Free expression and the freedom of speech are cornerstones of American democracy. Our First Amendment rights to free expression play a vital role in maintaining a healthy and participatory democracy. We see speech and press freedom as central to our mission to foster informed and engaged communities.

It is critical for policymakers, campus leaders and educators to understand how students and adults living in America view free expression rights and related issues. Moreover, it is important for campus leaders to hear directly from students as they design their school environments. This is especially important in the 21st century, as technological and political forces impact free expression rights in an inclusive society.

We’ve spent nearly two decades conducting public opinion research in the Knight Free Expression (KFX) research series, which explores how emerging generations, as well as the broader American public, view freedom of speech and free expression issues.

Findings from our Latest Research

The KFX research series has grown into a robust body of work, illuminating longitudinal trends in attitudes toward free speech issues. With a focus on understanding high school and college students’ views of the First Amendment, this research provides policymakers and education leaders with insights to inform their campus environments and prepare the next generation to actively participate in our democracy. Below we have included key findings from our latest research:

Since beginning this research in 2016, we have found that college students view speech rights as important, yet less secure than in years past. Even with support for free speech, much of the debate on campus speech is due to the tension between fostering inclusive academic environments while upholding the principles of free speech. On the one hand, there is growing sentiment that the campus environment is stifling expression that may be offensive, while a small but growing number of students cite having felt either uncomfortable or unsafe due to speech on campus.

There is steady support for the First Amendment among students and teachers since we began this research in 2004. Students and teachers overwhelmingly agree that people should be allowed to express unpopular opinions, a finding that has been consistent for nearly two decades. Importantly, education on the First Amendment is directly correlated to student support for free speech. That said, less than 60% of students support news organizations publishing without government censorship.

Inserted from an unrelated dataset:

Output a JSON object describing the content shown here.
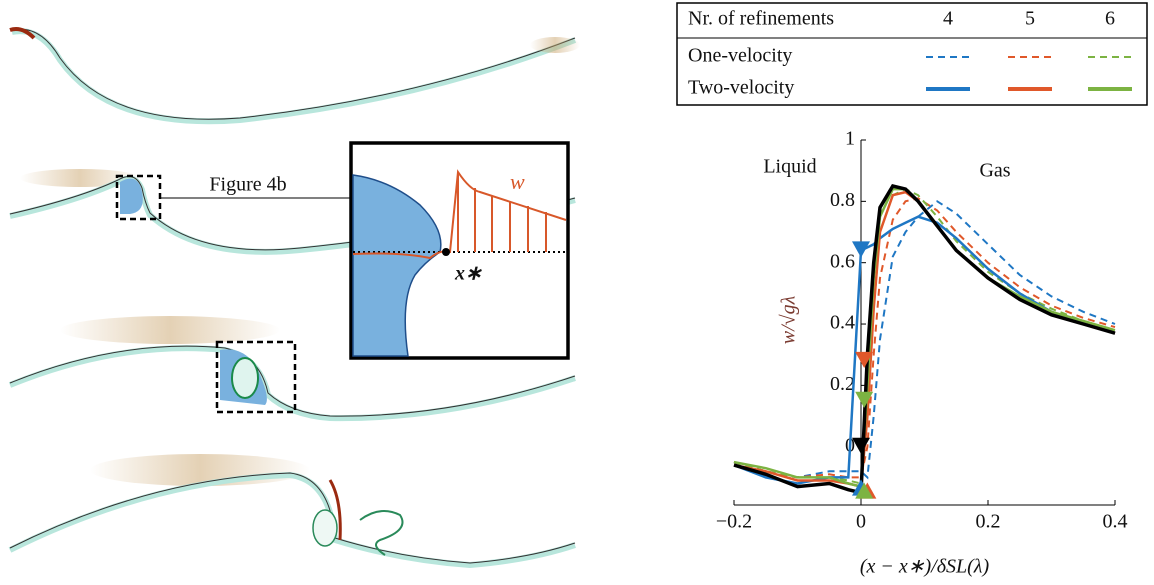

Americans across many demographics appreciate freedom of speech and recognize its benefits to society and democracy. While most Americans feel they enjoy First Amendment protections around their speech rights, some groups––such as Black Americans––feel notably less secure. Additionally, 70% of Americans say that hate speech on social media is a serious problem. For the 2021 “Free Expression in America Post-2020” report, Knight Foundation commissioned Ipsos to conduct a survey with a nationally representative sample of more than 4,000 American adults, including an additional sample of 1,000 undergraduate college students.